« L’ abjecte résolution qualifiant l’État d’Israël d’État d’apartheid ». Voilà comment Meyer Habib, le député des Français de l’étranger, notamment en Israël, qualifie la résolution portée par la NUPES, débattue ce jeudi à l’Assemblée nationale. L’élu se mue aujourd’hui en « porte-parole des députés Les Républicains pour s’opposer « à ce projet ignoble ».
Il est « ignoble » de nier l’apartheid
Mais en quoi qualifier Israël d’État pratiquant l’apartheid est-il « ignoble » ? Peut-on, aujourd’hui, se poser la question de l’analogie entre Israël et l’Afrique du Sud, sans que les boucliers ne se lèvent de la part d’une frange de la classe politique ?
Il faut se souvenir que ce sont des chercheurs qui enquêtaient pour les Nations unies qui ont, en premier, évoqué des crimes d’apartheid. En 2017, par exemple, la Commission économique et sociale pour l’Asie occidentale (CESAO), sous l’égide de l’ONU, avait indiqué qu’« Israël est coupable de politique et de pratiques constitutives du crime d’apartheid ». Le rapport avec cette mention avait, ensuite, été retiré des publications de l’ONU, provoquant une polémique au sein du CESAO.
L’apartheid admis par tous ?
Au-delà du fait de pouvoir ou non parler d’apartheid au sein des institutions internationales, il est important de lister les lois israéliennes, qui sont semblables aux lois sud-africaines de l’époque, des contrôles aux check-points aux barrières de séparation, en passant par les routes séparées pour les citoyens israéliens et palestiniens, la proposition de loi sur le mariage ou encore les accès aux terres et aux ressources pour les Palestiniens. Sans oublier que, pour un Palestinien, l’accès à l’emploi, entre autres, est plus difficile que pour un Israélien.

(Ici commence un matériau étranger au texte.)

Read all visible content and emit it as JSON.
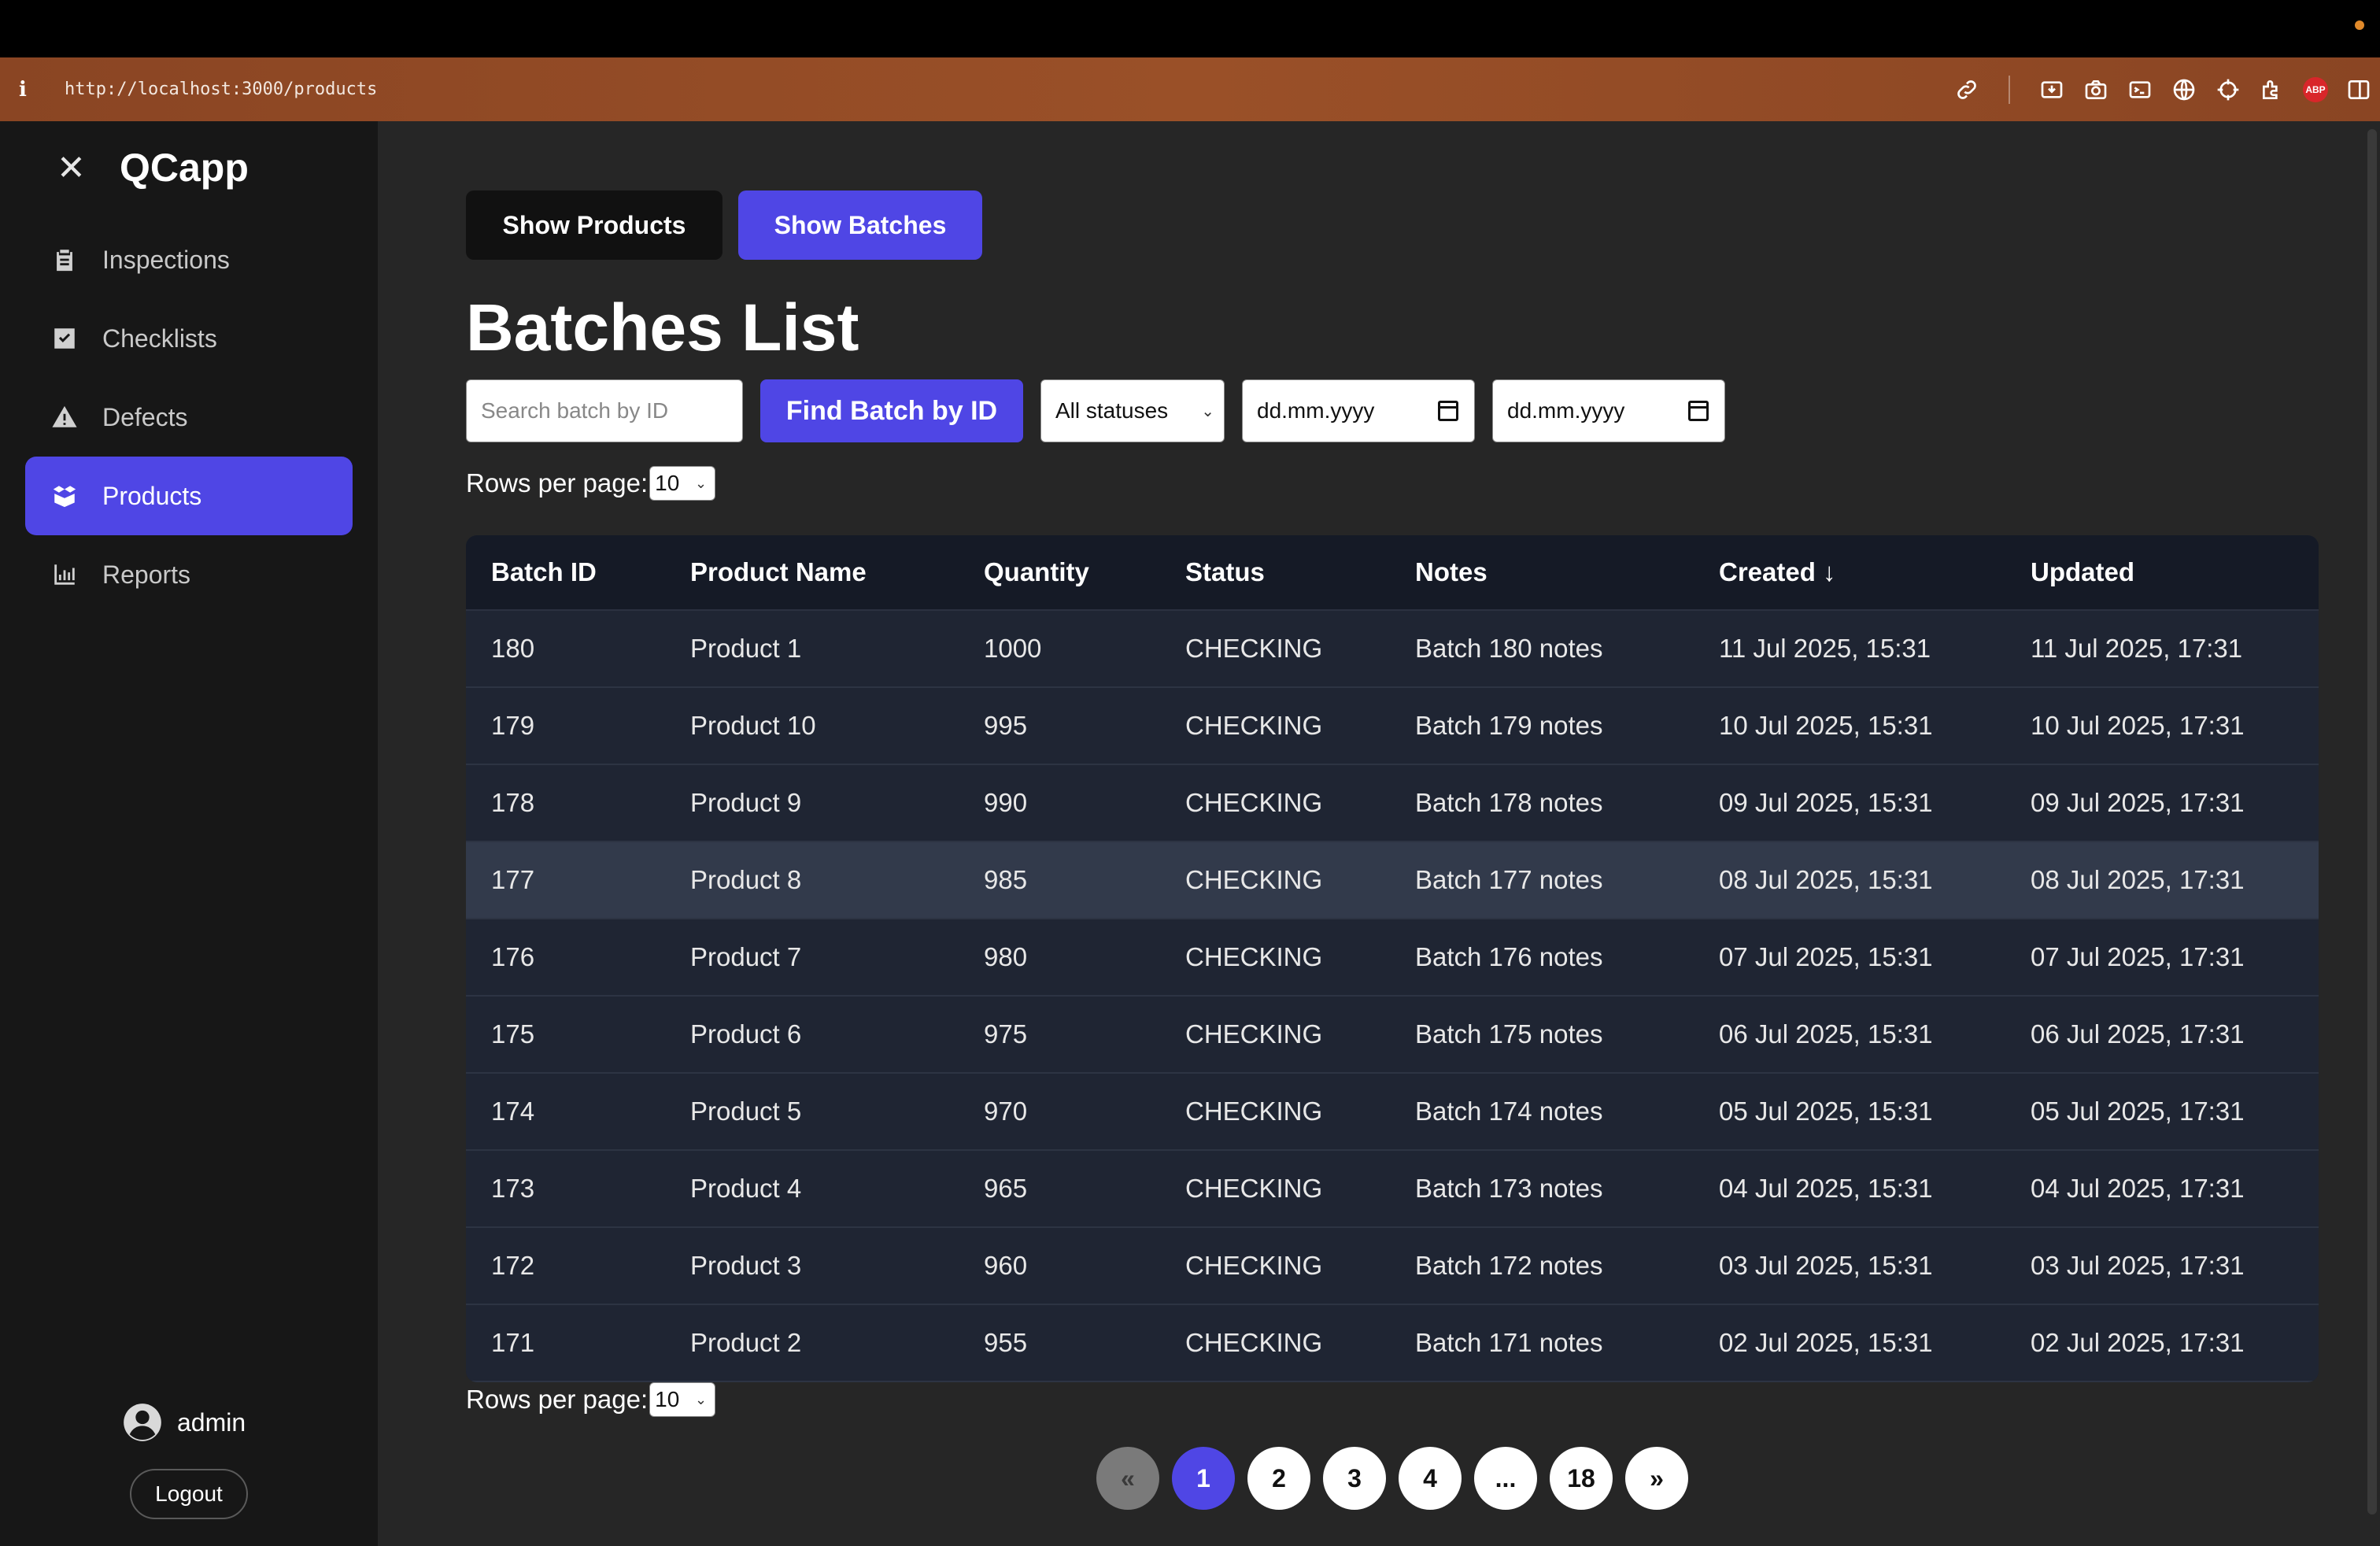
{
  "browser": {
    "url": "http://localhost:3000/products",
    "info_glyph": "i"
  },
  "sidebar": {
    "brand": "QCapp",
    "close_glyph": "✕",
    "items": [
      {
        "label": "Inspections",
        "icon": "clipboard-icon"
      },
      {
        "label": "Checklists",
        "icon": "checkbox-icon"
      },
      {
        "label": "Defects",
        "icon": "warning-icon"
      },
      {
        "label": "Products",
        "icon": "boxes-icon",
        "active": true
      },
      {
        "label": "Reports",
        "icon": "bar-chart-icon"
      }
    ],
    "user": "admin",
    "logout": "Logout"
  },
  "toolbar": {
    "show_products": "Show Products",
    "show_batches": "Show Batches"
  },
  "page_title": "Batches List",
  "filters": {
    "search_placeholder": "Search batch by ID",
    "find_button": "Find Batch by ID",
    "status": "All statuses",
    "date_from": "dd.mm.yyyy",
    "date_to": "dd.mm.yyyy"
  },
  "rows_per_page": {
    "label": "Rows per page:",
    "value": "10"
  },
  "table": {
    "columns": [
      "Batch ID",
      "Product Name",
      "Quantity",
      "Status",
      "Notes",
      "Created ↓",
      "Updated"
    ],
    "rows": [
      [
        "180",
        "Product 1",
        "1000",
        "CHECKING",
        "Batch 180 notes",
        "11 Jul 2025, 15:31",
        "11 Jul 2025, 17:31"
      ],
      [
        "179",
        "Product 10",
        "995",
        "CHECKING",
        "Batch 179 notes",
        "10 Jul 2025, 15:31",
        "10 Jul 2025, 17:31"
      ],
      [
        "178",
        "Product 9",
        "990",
        "CHECKING",
        "Batch 178 notes",
        "09 Jul 2025, 15:31",
        "09 Jul 2025, 17:31"
      ],
      [
        "177",
        "Product 8",
        "985",
        "CHECKING",
        "Batch 177 notes",
        "08 Jul 2025, 15:31",
        "08 Jul 2025, 17:31"
      ],
      [
        "176",
        "Product 7",
        "980",
        "CHECKING",
        "Batch 176 notes",
        "07 Jul 2025, 15:31",
        "07 Jul 2025, 17:31"
      ],
      [
        "175",
        "Product 6",
        "975",
        "CHECKING",
        "Batch 175 notes",
        "06 Jul 2025, 15:31",
        "06 Jul 2025, 17:31"
      ],
      [
        "174",
        "Product 5",
        "970",
        "CHECKING",
        "Batch 174 notes",
        "05 Jul 2025, 15:31",
        "05 Jul 2025, 17:31"
      ],
      [
        "173",
        "Product 4",
        "965",
        "CHECKING",
        "Batch 173 notes",
        "04 Jul 2025, 15:31",
        "04 Jul 2025, 17:31"
      ],
      [
        "172",
        "Product 3",
        "960",
        "CHECKING",
        "Batch 172 notes",
        "03 Jul 2025, 15:31",
        "03 Jul 2025, 17:31"
      ],
      [
        "171",
        "Product 2",
        "955",
        "CHECKING",
        "Batch 171 notes",
        "02 Jul 2025, 15:31",
        "02 Jul 2025, 17:31"
      ]
    ]
  },
  "pagination": {
    "prev": "«",
    "pages": [
      "1",
      "2",
      "3",
      "4",
      "...",
      "18"
    ],
    "next": "»",
    "current": "1"
  },
  "colors": {
    "accent": "#4f46e5",
    "sidebar_bg": "#171717",
    "main_bg": "#262626",
    "table_bg": "#1f2533"
  }
}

Un régime d’apartheid que dénoncent également les ONG. Human Rights Watch affirmait en 2021 que « les autorités israéliennes commettent les crimes contre l’humanité d’apartheid et de persécution ». Une autre ONG, Amnesty International, publie régulièrement à propos des crimes d’apartheid en Israël. « Les autorités israéliennes doivent rendre des comptes pour le crime d’apartheid commis contre la population palestinienne », estime l’organisation, qui voit dans la politique de l’État hébreu un « système cruel de domination et un crime contre l’humanité ».
Mais aujourd’hui, plus que la politique israélienne, c’est le terme d’« apartheid » qui semble déranger les députés français de droite. Les ONG comme Amnesty s’appuient, pour utiliser ce terme, sur « un nombre croissant de travaux consacrés à la question de l’apartheid par des organisations palestiniennes, israéliennes et internationales de défense des droits humains », mais aussi par des avocats et des universitaires. Et Amnesty tient à ce mot, parce que, précise l’ONG, « l’apartheid est à la fois une infraction internationalement illicite et un crime contre l’humanité ». Ce qui oblige donc la communauté internationale a « amener les auteurs présumés à rendre des comptes ».

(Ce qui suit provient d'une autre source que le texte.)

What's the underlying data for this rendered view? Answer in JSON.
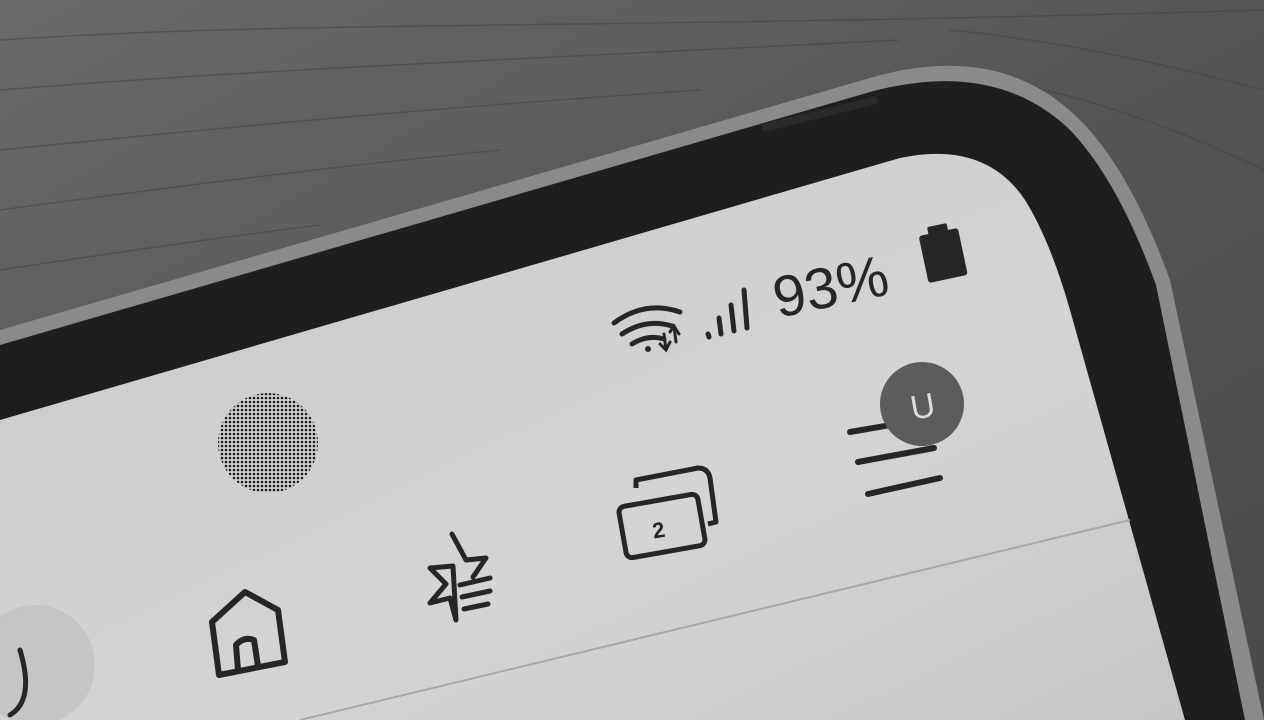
{
  "status_bar": {
    "battery_percent": "93%",
    "wifi_icon": "wifi-data-activity-icon",
    "signal_icon": "cellular-signal-icon",
    "battery_icon": "battery-icon"
  },
  "toolbar": {
    "tab_count": "2",
    "avatar_initial": "U",
    "items": [
      "back-icon",
      "home-icon",
      "bookmarks-icon",
      "tabs-icon",
      "menu-icon"
    ]
  },
  "colors": {
    "table": "#5a5a5a",
    "phone_bezel": "#1e1e1e",
    "screen": "#cfcfcf",
    "icon": "#262626",
    "avatar": "#5c5c5c"
  }
}
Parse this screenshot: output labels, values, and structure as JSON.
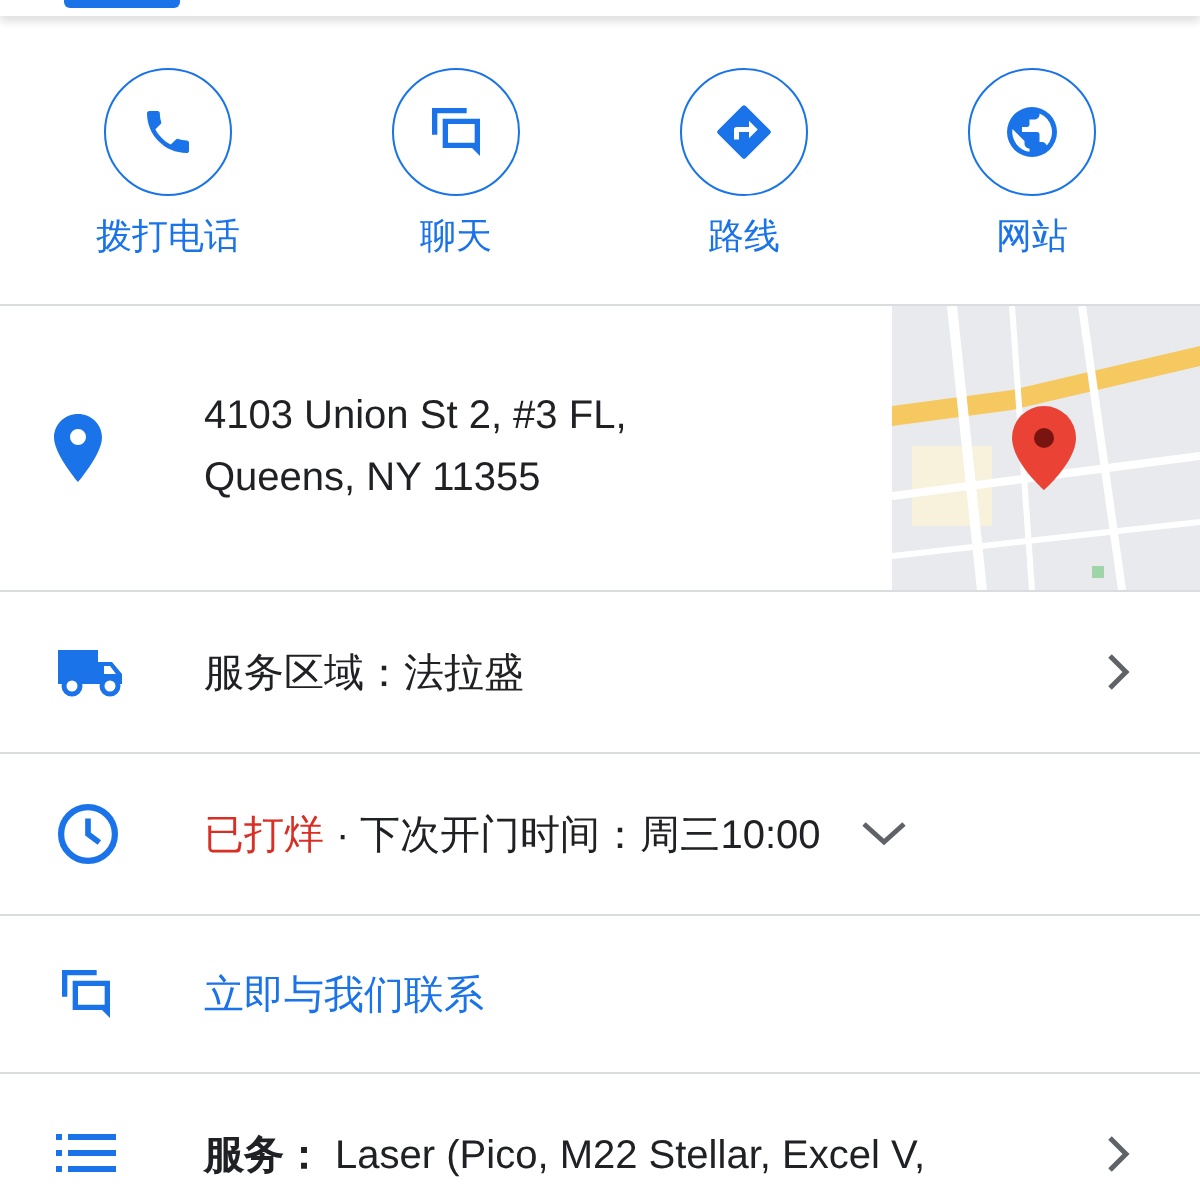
{
  "actions": [
    {
      "label": "拨打电话"
    },
    {
      "label": "聊天"
    },
    {
      "label": "路线"
    },
    {
      "label": "网站"
    }
  ],
  "address": {
    "lines": [
      "4103 Union St 2, #3 FL,",
      "Queens, NY 11355"
    ]
  },
  "rows": [
    {
      "kind": "nav",
      "text": "服务区域：法拉盛"
    },
    {
      "kind": "hours",
      "status": "已打烊",
      "text": "· 下次开门时间：周三10:00",
      "expanded": false
    },
    {
      "kind": "link",
      "text": "立即与我们联系"
    },
    {
      "kind": "nav",
      "text": "**服务：** Laser (Pico, M22 Stellar, Excel V,"
    }
  ]
}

Israël pire que l’Afrique du Sud ?
Il s’agit donc d’attirer l’attention sur la politique israélienne. Mais utiliser le terme d’« apartheid » n’est pas qu’une façon de faire du bruit. Interrogé par Orient XXI, le Sud-Africain Naeem Jenah, directeur exécutif de l’Afro-Middle East Centre, rappelle que l’apartheid sud-africain « s’est construit sur trois piliers » : la « démarcation formelle de la population en groupes raciaux par le biais du Population Registration Act » ; le fait de forcer « les différents groupes à résider dans des zones géographiques différentes » et de restreindre la circulation des personnes entre ces zones ; et enfin la répression au om de la « sécurité ».
Autant dire que l’État hébreu coche toutes les catégories de l’apartheid. Lors de son voyage sur place, Naeem Jenah affirme avoir « découvert qu’Israël ressemblait en effet beaucoup à l’Afrique du Sud de l’apartheid. En beaucoup, beaucoup plus grave ».